Se non possiamo conoscere le ragioni più intime che hanno portato alla scelta di queste figure, possiamo però forse leggerle dall’angolazione di quel Solitude is Moltitude is Solitude is Moltitude che l’artista ha inciso sulla cinta nera in bronzo patinato, appesa e rotante, che rimanda al grande Twombly, figura che aleggia nello spazio della Fondazione come una sorta di nume tutelare, e che all’interno della mostra sembrerebbe avere il ruolo di ricondurre al regime dell’arte i molteplici spunti di riflessione che si intersecano tra le stanze. Le foto che lo ritraggono nel catalogo ci offrono due differenti suggestioni: alcune lo riprendono da solo, meditativo nel silenzio dello studio, quasi a evocare l’opera come spazio problematico del pensiero; altre lo restituiscono intento nella pratica pittorica, fino a tarda età, fisicamente coinvolto dalla potenza del fare. Due condizioni in cui sembrerebbe di poter riconoscere l’autentica dimensione di un esserci. A questo proposito non mi sembra da sottovalutare il fatto che, sempre in catalogo, Arena documenti con diversi scatti la processualità tradizionale e artigianale della fusione in bronzo a cera persa, capace di tenere insieme materie, gesti ed esiti che testimoniano le molteplici temporalità di cui si sostanzia l’opera d’arte, prodotto fenomenico di un susseguirsi di azioni e al contempo grumo simbolico che ambisce ad attraversare i millenni.

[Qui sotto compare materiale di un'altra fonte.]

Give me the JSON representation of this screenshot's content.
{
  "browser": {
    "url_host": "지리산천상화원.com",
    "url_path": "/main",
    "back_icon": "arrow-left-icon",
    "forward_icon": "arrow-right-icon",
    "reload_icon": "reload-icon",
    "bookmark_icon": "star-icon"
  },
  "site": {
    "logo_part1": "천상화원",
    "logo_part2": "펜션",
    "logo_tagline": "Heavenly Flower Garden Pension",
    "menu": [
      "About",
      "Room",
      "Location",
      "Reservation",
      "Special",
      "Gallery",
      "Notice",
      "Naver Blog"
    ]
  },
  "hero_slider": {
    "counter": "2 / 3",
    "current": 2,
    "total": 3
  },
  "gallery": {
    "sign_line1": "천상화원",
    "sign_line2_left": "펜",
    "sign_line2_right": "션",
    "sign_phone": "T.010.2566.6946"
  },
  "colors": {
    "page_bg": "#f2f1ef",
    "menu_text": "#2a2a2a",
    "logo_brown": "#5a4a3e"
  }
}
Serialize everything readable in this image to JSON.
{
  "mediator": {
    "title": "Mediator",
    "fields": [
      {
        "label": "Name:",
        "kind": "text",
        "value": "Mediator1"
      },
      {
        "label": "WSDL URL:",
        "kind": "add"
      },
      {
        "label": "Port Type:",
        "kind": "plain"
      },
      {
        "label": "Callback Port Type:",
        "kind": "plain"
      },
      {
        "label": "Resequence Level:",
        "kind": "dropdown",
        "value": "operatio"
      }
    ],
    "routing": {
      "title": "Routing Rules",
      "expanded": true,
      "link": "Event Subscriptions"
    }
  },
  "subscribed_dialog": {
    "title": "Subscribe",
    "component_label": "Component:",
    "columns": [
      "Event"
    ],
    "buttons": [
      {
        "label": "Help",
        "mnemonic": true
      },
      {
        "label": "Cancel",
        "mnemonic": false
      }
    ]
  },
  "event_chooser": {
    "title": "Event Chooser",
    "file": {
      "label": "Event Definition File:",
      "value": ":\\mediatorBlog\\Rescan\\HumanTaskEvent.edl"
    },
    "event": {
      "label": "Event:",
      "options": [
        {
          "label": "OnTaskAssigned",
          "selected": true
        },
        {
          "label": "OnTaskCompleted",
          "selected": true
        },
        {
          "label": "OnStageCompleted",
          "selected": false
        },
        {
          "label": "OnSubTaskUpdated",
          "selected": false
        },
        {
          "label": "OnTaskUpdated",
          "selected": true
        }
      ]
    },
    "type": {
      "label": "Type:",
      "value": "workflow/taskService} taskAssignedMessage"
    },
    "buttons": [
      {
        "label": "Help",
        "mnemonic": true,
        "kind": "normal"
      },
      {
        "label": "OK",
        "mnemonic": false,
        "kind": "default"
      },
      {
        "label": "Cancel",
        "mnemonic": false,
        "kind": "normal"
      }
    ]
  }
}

Ci troviamo dunque nel vivo di un rendez-vous inatteso, con presenze che alimentano un contraddittorio vasto, sicuramente scomodo, e nel contesto drammatico in cui ci ritroviamo oggi, certamente urgente. Siamo chiamati a partecipare, non siamo solo spettatori. La cera rossa, morbida, che connota brillantemente questa imponente opera-mostra, assume infatti su di sé, inevitabilmente, le tracce se non delle nostre scarpe – perché Arena ci obbliga a indossare grandi pattine di stoffa – sicuramente del peso dei nostri corpi. Siamo invitati a confrontarci a quello stesso tavolo di lavoro in absentia, dinamico, scottante, metamorfico (come la cera, come il bronzo, che specchiando l’intorno rende mutevole l’ambiente, come il giornale sulla spalliera della sedia di Gould, che viene sostituito ogni giorno), ma volutamente, e forse provocatoriamente improntato a una complicata coesistenza dialogica: Heidegger, Wittgenstein, Canetti, Marat… ma anche Gould e Twombly, la risposta degli artisti.
Sole nei loro studi/rifugi, sole nelle loro battaglie, sole con le loro acute speculazioni filosofiche, sole nel fare i conti con le proprie singolarità creatrici, le figure messe in gioco sono, di contro, connesse con la totalità del mondo. Solitude is Moltitude. D’altronde l’artista lo ha ribadito di recente anche nell’Aedicula di Raffaella Cortese ad Albisola Superiore con Lo Starec, un’opera che nell’omaggiare la figura dell’eremita anziano della tradizione ortodossa russa, ribadisce nell’incisione apposta su una scala di rame le parole proferite dallo Starec Zosima ne I fratelli Karamazov: «separato da tutti, è unito a tutti».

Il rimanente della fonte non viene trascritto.